In a nation of plenty, why are hospital patients starving?
Scottsdale, Arizona (PRWEB) July 31, 2013
Nearly a third of patients are malnourished upon hospital admission in the U.S. Leading nutritional expert and dietician, Dr. Martina Cartwright, is providing seminars around the country to address and rectify the problem.
Malnutrition is not just a nursing home phenomenon. Nearly a third of patients are malnourished upon hospital admission in the U.S. Dr. Martina Cartwright, a leading expert in hospital malnutrition says its time to address the skeleton in the closet.
A recent study indicated that one in three hospitalized patients is admitted with malnutrition. Most at risk are Medicare patients, with over 50% suffering from poor nutrition. Once in the hospital, nutritional status declines even more. So in a nation of plenty, why are hospitalized patients starving?
"Many are quick to blame poor quality hospital food when in fact it is the patient’s medical condition that worsens their nutritional well-being," said Dr. Martina Cartwright, PhD, RD an adjunct faculty professor at the University of Arizona and expert on the topic of hospital malnutrition.
Poor appetite, nausea, the inability to chew or swallow, lack of assistance to eat, and requirement for tube feeding are factors that contribute to poor in-hospital nutrition. In addition, patients pre-admission nutrition may also be an issue, "The patient may be eating plenty of calories, but not getting enough protein or vitamins and minerals, this is also a type of malnutrition," declared Dr. Cartwright who has treated morbidly obese patients labeled malnourished because they eat little protein or essential nutrients.
Poor hospital nutrition can have long-term consequences for the patient too. According to the Alliance to Advance Patient Nutrition, under-recognized hospital malnutrition contributes to poor patient outcomes, longer length of stay, increased hospital costs and more re-admissions.
Cartwright said in a recent university presentation that, "Malnutrition, especially in older adults, leads to longer hospital stays and more complications like poor wound healing and weakness."
Patients leave the hospital only to return within days with preventable complications like infections. These malnutrition-related conditions also significantly increase hospital and taxpayer costs.
Not surprisingly, prolonged bed rest coupled with malnutrition leads to profound muscular weakness, a leading factor for falls among the elderly. Dr. Cartwright said, "I see many older people re-admitted for fractures from falls related to sarcopenia, a type of muscular weakness that occurs with age. The condition is worsened with bed rest and accelerated in the elderly."

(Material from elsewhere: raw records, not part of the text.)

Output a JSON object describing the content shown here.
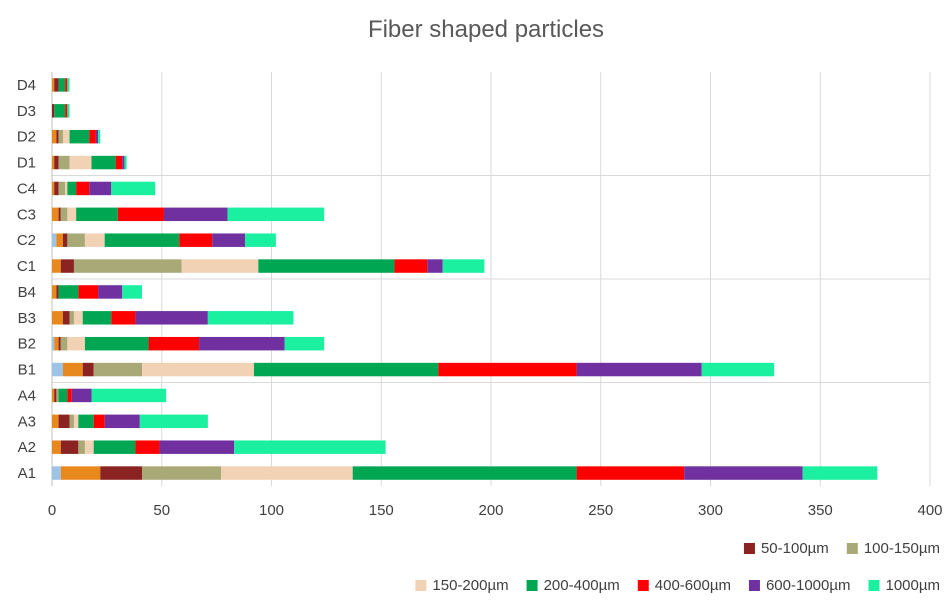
{
  "chart_data": {
    "type": "bar",
    "orientation": "horizontal",
    "stacked": true,
    "title": "Fiber shaped particles",
    "xlabel": "",
    "ylabel": "",
    "xlim": [
      0,
      400
    ],
    "x_ticks": [
      0,
      50,
      100,
      150,
      200,
      250,
      300,
      350,
      400
    ],
    "grid": true,
    "legend_position": "bottom",
    "categories": [
      "A1",
      "A2",
      "A3",
      "A4",
      "B1",
      "B2",
      "B3",
      "B4",
      "C1",
      "C2",
      "C3",
      "C4",
      "D1",
      "D2",
      "D3",
      "D4"
    ],
    "series": [
      {
        "name": "",
        "color": "#9DC3E6",
        "values": [
          4,
          0,
          0,
          0,
          5,
          1,
          0,
          0,
          0,
          2,
          0,
          0,
          0,
          0,
          0,
          0
        ]
      },
      {
        "name": "",
        "color": "#E8891E",
        "values": [
          18,
          4,
          3,
          1,
          9,
          2,
          5,
          2,
          4,
          3,
          3,
          1,
          1,
          2,
          0,
          1
        ]
      },
      {
        "name": "50-100µm",
        "color": "#8B2323",
        "values": [
          19,
          8,
          5,
          1,
          5,
          1,
          3,
          1,
          6,
          2,
          1,
          2,
          2,
          1,
          1,
          2
        ]
      },
      {
        "name": "100-150µm",
        "color": "#A9A977",
        "values": [
          36,
          3,
          2,
          1,
          22,
          3,
          2,
          0,
          49,
          8,
          3,
          3,
          5,
          2,
          0,
          0
        ]
      },
      {
        "name": "150-200µm",
        "color": "#F2D2B4",
        "values": [
          60,
          4,
          2,
          0,
          51,
          8,
          4,
          0,
          35,
          9,
          4,
          1,
          10,
          3,
          0,
          0
        ]
      },
      {
        "name": "200-400µm",
        "color": "#00A651",
        "values": [
          102,
          19,
          7,
          4,
          84,
          29,
          13,
          9,
          62,
          34,
          19,
          4,
          11,
          9,
          5,
          3
        ]
      },
      {
        "name": "400-600µm",
        "color": "#FF0000",
        "values": [
          49,
          11,
          5,
          2,
          63,
          23,
          11,
          9,
          15,
          15,
          21,
          6,
          3,
          3,
          1,
          1
        ]
      },
      {
        "name": "600-1000µm",
        "color": "#7030A0",
        "values": [
          54,
          34,
          16,
          9,
          57,
          39,
          33,
          11,
          7,
          15,
          29,
          10,
          1,
          1,
          0,
          0
        ]
      },
      {
        "name": "1000µm",
        "color": "#1AF0A0",
        "values": [
          34,
          69,
          31,
          34,
          33,
          18,
          39,
          9,
          19,
          14,
          44,
          20,
          1,
          1,
          1,
          1
        ]
      }
    ]
  }
}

What can at-risk individuals do to prevent or treat malnutrition? Recent studies suggest consuming high-protein oral nutrition supplements, like those advertised on television, can improve patient outcomes. But according to Cartwright, "Clinicians really need to address their in-hospital malnutrition screening practices and work together as a team to provide nutrition intervention to patients during and after their hospitalization."
Martina M. Cartwright, PhD, RD is a nationally recognized critical care nutrition expert specializing in identification and prevention of hospital-related malnutrition. She is the only doctoral-trained dietitian specializing in the recognition and treatment of ICU Acquired Weakness (ICU-AW).
Dr. Cartwright is the owner of Beacon Science Inc, a consulting firm based in Scottsdale Arizona and has over 20 years experience as a clinician, researcher and scientist in hospital, academia and pharmaceutical industry settings. She has several published articles in peer reviewed medical journals and is a keynote speaker at critical care medical meetings. Dr. Cartwright is a member of the American Society of Parenteral and Enteral Nutrition (ASPEN) and adjunct professor of nutritional sciences at the University of Arizona.